Der Zwerg und die Prinzessin: Wer ist hier hässlich?

Es ist schon bezeichnend, dass die Anhänger der schönen, adligen Gesellschaft durchweg grausam, eingebildet und oberflächlich sind. Die Prinzessin der Oberflächlichkeit ist die Infantin Donna Clara. Sie animiert den Zwerg, den Ritter zu spielen, macht sich über seine Liebe lustig und fordert ihn sogar auf, sich eine Frau aus ihrem Hofstaat auszusuchen. Er wählt natürlich sie. Sie tanzt mit ihm und schenkt ihm eine weiße Rose. Als sie sich aber genug über ihn lustig gemacht hat, befiehlt sie ihrer Dienerin Ghita, ihm sein Spiegelbild zu zeigen. Auf das Flehen des Zwergs, ihn doch zu lieben, sagt sie: „Lieben kann man nur einen Menschen und du bist wie ein Tier.“
Selbst, nachdem er sich umgebracht hat, findet sie es nur schade, ein Spielzeug verloren zu haben. Kurz darauf zuckt sie mit den Schultern und sagt: „Gut, ich tanze weiter.“ Die Infantin ist letztlich ebenso zweigeteilt wie der Zwerg. Während der Zwerg von allen wegen seiner Hässlichkeit ausgelacht wird, sich aber selbst als schön empfindet, wird die Infantin von allen wegen ihrer Schönheit bewundert, ist aber innerlich flach. Sie erkennt nicht, wer sie selbst ist. Sie stellt sich nicht ihrer eigenen Verantwortung. Das Ende des Zwerges ist auf zweierlei Art tragisch. Zum einen, weil der Zwerg stirbt, weil er die Sicht der anderen als seine eigene annimmt. Zum anderen, weil Donna Klara zur Oberflächlichkeit verdammt wird.
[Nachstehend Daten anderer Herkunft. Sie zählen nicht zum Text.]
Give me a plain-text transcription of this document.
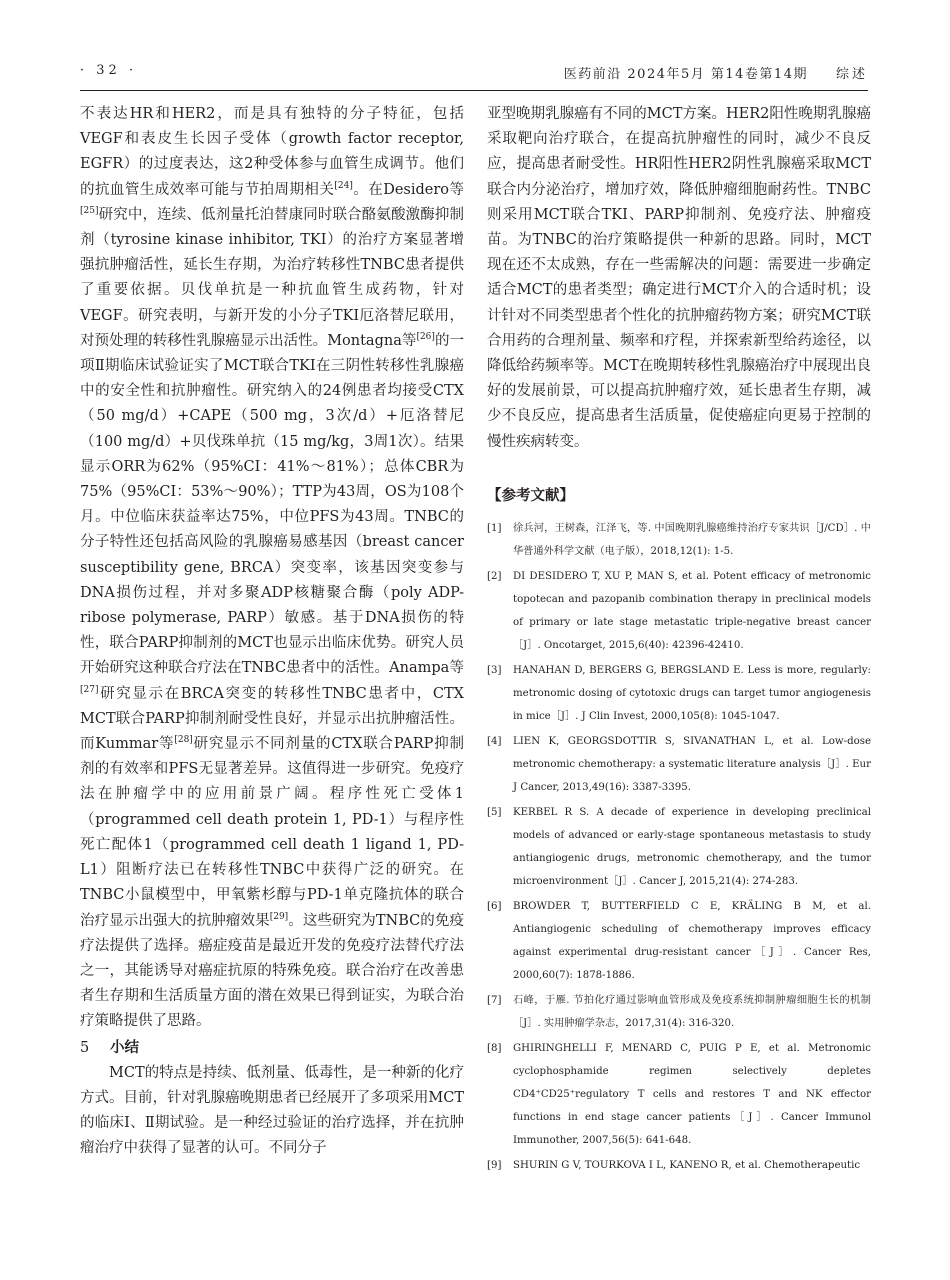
· 32 ·	医药前沿 2024年5月 第14卷第14期 综述

不表达HR和HER2，而是具有独特的分子特征，包括VEGF和表皮生长因子受体（growth factor receptor, EGFR）的过度表达，这2种受体参与血管生成调节。他们的抗血管生成效率可能与节拍周期相关[24]。在Desidero等[25]研究中，连续、低剂量托泊替康同时联合酪氨酸激酶抑制剂（tyrosine kinase inhibitor, TKI）的治疗方案显著增强抗肿瘤活性，延长生存期，为治疗转移性TNBC患者提供了重要依据。贝伐单抗是一种抗血管生成药物，针对VEGF。研究表明，与新开发的小分子TKI厄洛替尼联用，对预处理的转移性乳腺癌显示出活性。Montagna等[26]的一项Ⅱ期临床试验证实了MCT联合TKI在三阴性转移性乳腺癌中的安全性和抗肿瘤性。研究纳入的24例患者均接受CTX（50 mg/d）+CAPE（500 mg，3次/d）+厄洛替尼（100 mg/d）+贝伐珠单抗（15 mg/kg，3周1次）。结果显示ORR为62%（95%CI：41%～81%）；总体CBR为75%（95%CI：53%～90%）；TTP为43周，OS为108个月。中位临床获益率达75%，中位PFS为43周。TNBC的分子特性还包括高风险的乳腺癌易感基因（breast cancer susceptibility gene, BRCA）突变率，该基因突变参与DNA损伤过程，并对多聚ADP核糖聚合酶（poly ADP-ribose polymerase, PARP）敏感。基于DNA损伤的特性，联合PARP抑制剂的MCT也显示出临床优势。研究人员开始研究这种联合疗法在TNBC患者中的活性。Anampa等[27]研究显示在BRCA突变的转移性TNBC患者中，CTX MCT联合PARP抑制剂耐受性良好，并显示出抗肿瘤活性。而Kummar等[28]研究显示不同剂量的CTX联合PARP抑制剂的有效率和PFS无显著差异。这值得进一步研究。免疫疗法在肿瘤学中的应用前景广阔。程序性死亡受体1（programmed cell death protein 1, PD-1）与程序性死亡配体1（programmed cell death 1 ligand 1, PD-L1）阻断疗法已在转移性TNBC中获得广泛的研究。在TNBC小鼠模型中，甲氧紫杉醇与PD-1单克隆抗体的联合治疗显示出强大的抗肿瘤效果[29]。这些研究为TNBC的免疫疗法提供了选择。癌症疫苗是最近开发的免疫疗法替代疗法之一，其能诱导对癌症抗原的特殊免疫。联合治疗在改善患者生存期和生活质量方面的潜在效果已得到证实，为联合治疗策略提供了思路。

5 小结

MCT的特点是持续、低剂量、低毒性，是一种新的化疗方式。目前，针对乳腺癌晚期患者已经展开了多项采用MCT的临床Ⅰ、Ⅱ期试验。是一种经过验证的治疗选择，并在抗肿瘤治疗中获得了显著的认可。不同分子

亚型晚期乳腺癌有不同的MCT方案。HER2阳性晚期乳腺癌采取靶向治疗联合，在提高抗肿瘤性的同时，减少不良反应，提高患者耐受性。HR阳性HER2阴性乳腺癌采取MCT联合内分泌治疗，增加疗效，降低肿瘤细胞耐药性。TNBC则采用MCT联合TKI、PARP抑制剂、免疫疗法、肿瘤疫苗。为TNBC的治疗策略提供一种新的思路。同时，MCT现在还不太成熟，存在一些需解决的问题：需要进一步确定适合MCT的患者类型；确定进行MCT介入的合适时机；设计针对不同类型患者个性化的抗肿瘤药物方案；研究MCT联合用药的合理剂量、频率和疗程，并探索新型给药途径，以降低给药频率等。MCT在晚期转移性乳腺癌治疗中展现出良好的发展前景，可以提高抗肿瘤疗效，延长患者生存期，减少不良反应，提高患者生活质量，促使癌症向更易于控制的慢性疾病转变。

【参考文献】

[1] 徐兵河，王树森，江泽飞，等. 中国晚期乳腺癌维持治疗专家共识［J/CD］. 中华普通外科学文献（电子版），2018,12(1): 1-5.
[2] DI DESIDERO T, XU P, MAN S, et al. Potent efficacy of metronomic topotecan and pazopanib combination therapy in preclinical models of primary or late stage metastatic triple-negative breast cancer［J］. Oncotarget, 2015,6(40): 42396-42410.
[3] HANAHAN D, BERGERS G, BERGSLAND E. Less is more, regularly: metronomic dosing of cytotoxic drugs can target tumor angiogenesis in mice［J］. J Clin Invest, 2000,105(8): 1045-1047.
[4] LIEN K, GEORGSDOTTIR S, SIVANATHAN L, et al. Low-dose metronomic chemotherapy: a systematic literature analysis［J］. Eur J Cancer, 2013,49(16): 3387-3395.
[5] KERBEL R S. A decade of experience in developing preclinical models of advanced or early-stage spontaneous metastasis to study antiangiogenic drugs, metronomic chemotherapy, and the tumor microenvironment［J］. Cancer J, 2015,21(4): 274-283.
[6] BROWDER T, BUTTERFIELD C E, KRÄLING B M, et al. Antiangiogenic scheduling of chemotherapy improves efficacy against experimental drug-resistant cancer［J］. Cancer Res, 2000,60(7): 1878-1886.
[7] 石峰，于雁. 节拍化疗通过影响血管形成及免疫系统抑制肿瘤细胞生长的机制［J］. 实用肿瘤学杂志，2017,31(4): 316-320.
[8] GHIRINGHELLI F, MENARD C, PUIG P E, et al. Metronomic cyclophosphamide regimen selectively depletes CD4⁺CD25⁺regulatory T cells and restores T and NK effector functions in end stage cancer patients［J］. Cancer Immunol Immunother, 2007,56(5): 641-648.
[9] SHURIN G V, TOURKOVA I L, KANENO R, et al. Chemotherapeutic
Kompromiss oder Teilung der Audiodeskriptionsspuren?

Wie schon in der „Jenufa“-Oper wird auch „Der Zwerg“ von zwei AudiodeskriptorInnen eingesprochen. Anke Nicolai übernimmt die Bühnenbeschreibung, während Romanus Fuhrmann das Gesungene übertitelt. Die beiden Stimmen lassen sich gut voneinander unterscheiden und vor allem Romanus‘ schauspielerische Leistung ist ein wahrer Ohrenschmaus. Da die Oper jedoch auf Deutsch gespielt wird, stellt sich mir die Frage, ob eine Übertitelung tatsächlich notwendig ist. In meinem Fall kann ich das mit „Ja“ beantworten. Obwohl ich einen Teil des Gesungenen verstehe, gibt es Passagen, zum Beispiel, wenn der Chor singt, denen ich nicht folgen kann. An diesen Stellen bin ich außerordentlich dankbar für Romanus‘ Part. Auf der anderen Seite rückt dadurch die Musik in den Hintergrund. Mir stellt sich die Frage, ob eine Oper eher ihrer Musik oder ihrer Geschichte wegen genossen werden sollte. Natürlich wegen beidem, aber wie lässt sich das in der Audiodeskription umsetzen? Im letzten Theaterclub haben wir über den „Zwerg“ und genau dieses Problem gesprochen. Ein Vorschlag wäre, das Stück einmal mit und einmal ohne Übertitelung anzubieten, sodass diejenigen, die nur wissen wollen, was auf der Bühne passiert, aber nicht, was gesungen wird, eine Möglichkeit haben, die Musik zu genießen. Ein erhöhter technischer Aufwand! Hier zeigt sich, dass es selbst unter blinden und sehbehinderten Zuschauerinnen noch unterschiedliche Bedürfnisse gibt, die in Betracht gezogen werden müssen.